INFUSION OF TALENT

Fusion Fest opens with Seth Gordon as designated hitter

Cleveland Play House associate artistic director Seth Gordon downplays how busy he has been this year, especially during the annual FusionFest, taking place April 14-25. He’s directing two of the festival’s major productions back to back, but he’s done that before: Earlier this season, he directed Inherit the Wind, immediately followed by A Christmas Story.

For FusionFest, he’s directing what he believes to be the first full production of Bill W. and Dr. Bob in the Great Lakes region. It’s the story of the two men who founded Alcoholics Anonymous (see Get Out!). Then, before that closes, he brings the curtain up on Igor Stravinsky’s dance and spoken-word opera A Soldier’s Tale, a collaboration with GroundWorks DanceTheater and the Cleveland Orchestra.

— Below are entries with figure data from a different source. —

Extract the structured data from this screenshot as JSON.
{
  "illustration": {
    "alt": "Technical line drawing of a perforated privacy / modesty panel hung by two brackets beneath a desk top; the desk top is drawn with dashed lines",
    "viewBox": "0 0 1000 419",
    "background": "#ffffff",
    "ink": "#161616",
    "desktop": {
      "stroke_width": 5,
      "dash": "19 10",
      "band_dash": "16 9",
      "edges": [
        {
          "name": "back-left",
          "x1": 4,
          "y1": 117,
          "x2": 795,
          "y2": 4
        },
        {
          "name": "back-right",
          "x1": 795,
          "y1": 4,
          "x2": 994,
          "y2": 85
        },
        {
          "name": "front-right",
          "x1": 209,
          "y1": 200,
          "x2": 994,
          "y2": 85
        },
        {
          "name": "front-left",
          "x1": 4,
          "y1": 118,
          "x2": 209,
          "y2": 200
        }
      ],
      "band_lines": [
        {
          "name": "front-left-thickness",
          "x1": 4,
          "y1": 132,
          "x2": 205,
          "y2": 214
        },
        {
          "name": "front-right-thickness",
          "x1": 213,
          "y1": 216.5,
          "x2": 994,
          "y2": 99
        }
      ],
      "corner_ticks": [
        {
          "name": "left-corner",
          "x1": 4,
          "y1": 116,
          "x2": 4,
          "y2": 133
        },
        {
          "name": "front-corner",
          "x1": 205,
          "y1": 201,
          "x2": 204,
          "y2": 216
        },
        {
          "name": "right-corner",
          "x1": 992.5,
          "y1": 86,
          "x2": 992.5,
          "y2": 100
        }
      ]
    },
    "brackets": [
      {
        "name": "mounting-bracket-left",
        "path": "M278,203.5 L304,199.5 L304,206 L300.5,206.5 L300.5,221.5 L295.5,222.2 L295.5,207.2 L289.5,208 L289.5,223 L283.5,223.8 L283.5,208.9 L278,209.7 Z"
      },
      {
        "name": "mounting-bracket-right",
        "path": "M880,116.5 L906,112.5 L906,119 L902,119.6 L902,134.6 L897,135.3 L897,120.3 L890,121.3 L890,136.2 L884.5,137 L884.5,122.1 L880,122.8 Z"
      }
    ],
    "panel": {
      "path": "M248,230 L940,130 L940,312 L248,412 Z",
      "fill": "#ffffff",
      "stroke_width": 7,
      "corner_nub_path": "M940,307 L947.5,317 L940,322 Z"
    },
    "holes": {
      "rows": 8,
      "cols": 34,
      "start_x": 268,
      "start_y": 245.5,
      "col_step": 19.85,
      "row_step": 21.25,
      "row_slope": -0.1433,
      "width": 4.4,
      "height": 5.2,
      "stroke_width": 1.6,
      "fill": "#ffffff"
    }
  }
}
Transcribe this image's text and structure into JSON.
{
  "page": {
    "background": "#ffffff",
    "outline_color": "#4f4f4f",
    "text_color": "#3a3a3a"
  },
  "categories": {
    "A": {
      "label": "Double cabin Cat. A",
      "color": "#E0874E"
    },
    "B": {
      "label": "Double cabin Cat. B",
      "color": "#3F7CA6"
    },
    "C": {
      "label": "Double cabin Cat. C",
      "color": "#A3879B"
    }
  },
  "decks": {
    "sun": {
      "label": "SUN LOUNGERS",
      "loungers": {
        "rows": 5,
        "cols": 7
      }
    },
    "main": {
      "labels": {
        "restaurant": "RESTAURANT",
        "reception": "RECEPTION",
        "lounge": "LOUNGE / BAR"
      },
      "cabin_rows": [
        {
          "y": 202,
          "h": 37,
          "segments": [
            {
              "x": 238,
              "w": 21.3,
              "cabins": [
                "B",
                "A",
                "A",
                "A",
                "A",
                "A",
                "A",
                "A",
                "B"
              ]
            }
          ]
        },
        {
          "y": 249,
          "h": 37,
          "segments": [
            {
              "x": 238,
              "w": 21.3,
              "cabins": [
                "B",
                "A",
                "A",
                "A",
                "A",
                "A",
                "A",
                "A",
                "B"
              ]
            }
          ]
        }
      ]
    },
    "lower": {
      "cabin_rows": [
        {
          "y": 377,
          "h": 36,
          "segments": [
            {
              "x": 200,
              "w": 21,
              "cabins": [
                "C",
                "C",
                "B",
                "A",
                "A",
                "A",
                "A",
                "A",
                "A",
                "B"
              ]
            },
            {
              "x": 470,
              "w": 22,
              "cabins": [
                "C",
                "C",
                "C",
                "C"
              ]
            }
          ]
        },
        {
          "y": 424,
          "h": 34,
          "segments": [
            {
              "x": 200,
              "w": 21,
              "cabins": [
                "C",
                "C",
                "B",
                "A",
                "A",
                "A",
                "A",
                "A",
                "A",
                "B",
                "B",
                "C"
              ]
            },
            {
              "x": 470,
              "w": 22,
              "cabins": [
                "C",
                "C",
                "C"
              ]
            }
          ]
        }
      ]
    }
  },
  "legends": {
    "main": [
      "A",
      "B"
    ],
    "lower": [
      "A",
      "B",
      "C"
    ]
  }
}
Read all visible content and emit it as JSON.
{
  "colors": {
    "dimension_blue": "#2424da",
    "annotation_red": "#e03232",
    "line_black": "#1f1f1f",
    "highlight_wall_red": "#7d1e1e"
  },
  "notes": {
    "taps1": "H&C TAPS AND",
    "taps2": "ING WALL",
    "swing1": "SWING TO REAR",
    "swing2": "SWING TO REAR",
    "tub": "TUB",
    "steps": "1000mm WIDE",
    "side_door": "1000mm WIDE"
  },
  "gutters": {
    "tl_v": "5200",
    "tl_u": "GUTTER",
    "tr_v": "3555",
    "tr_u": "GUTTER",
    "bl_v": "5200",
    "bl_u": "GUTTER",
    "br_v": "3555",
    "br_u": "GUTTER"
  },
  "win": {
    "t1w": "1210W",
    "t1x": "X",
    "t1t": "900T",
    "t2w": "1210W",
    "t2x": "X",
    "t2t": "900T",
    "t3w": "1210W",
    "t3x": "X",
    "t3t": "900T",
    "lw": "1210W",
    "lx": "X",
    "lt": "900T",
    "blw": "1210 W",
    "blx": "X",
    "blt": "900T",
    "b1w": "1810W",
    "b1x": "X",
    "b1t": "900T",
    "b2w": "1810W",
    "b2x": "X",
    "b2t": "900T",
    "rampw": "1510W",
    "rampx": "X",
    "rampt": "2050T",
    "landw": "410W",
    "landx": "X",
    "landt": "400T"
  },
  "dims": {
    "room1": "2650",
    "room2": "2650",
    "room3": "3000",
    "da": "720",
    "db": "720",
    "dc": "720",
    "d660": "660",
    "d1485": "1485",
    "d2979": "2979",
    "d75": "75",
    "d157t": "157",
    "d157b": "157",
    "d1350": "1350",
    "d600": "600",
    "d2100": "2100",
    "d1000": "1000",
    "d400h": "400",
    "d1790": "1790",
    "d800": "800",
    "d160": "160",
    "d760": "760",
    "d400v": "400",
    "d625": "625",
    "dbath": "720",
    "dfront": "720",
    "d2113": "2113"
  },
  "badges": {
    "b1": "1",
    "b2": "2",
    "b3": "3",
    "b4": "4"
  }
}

“I’m directing two of the festival’s biggest projects quite by accident,” says Gordon. “I was always supposed to direct A Soldier’s Tale, but [Play House artistic director] Michael Bloom was originally scheduled to direct Bill W. and Dr. Bob. But because the company is moving to the Allen Theatre in 2011, Michael decided the theater would be better served if he focused his attention on that. I’m the designated hitter.”

Gordon has a history with A Soldier’s Tale and was the impetus for its inclusion in FusionFest. He directed the first production of the 1993 Kurt Vonnegut version, which replaces the original 1918 libretto (by Swiss writer Charles Ferdinand Ramuz) with the story of American WWII soldier Eddie Slovik, who deserted during the Battle of the Bulge. Commissioned by the chamber group New York Philomusica, it was first produced at Alice Tully Hall.

“At that time, Vonnegut was alive,” says Gordon. “We worked on the script together.”

The piece was performed a few times after that, but it was caught in an international copyright dispute that kept it out of production from 1998 until 2006, when the same ensemble performed it again. Gordon is enthusiastic to be collaborating with a group of Cleveland Orchestra musicians (who will be conducted by Tito Muñoz) and with Groundworks artistic director David Shimotakahara.

“I wanted a choreographer who had same iconoclastic style as Vonnegut and Stravinski, and thought David fit that very nicely,” says Gordon.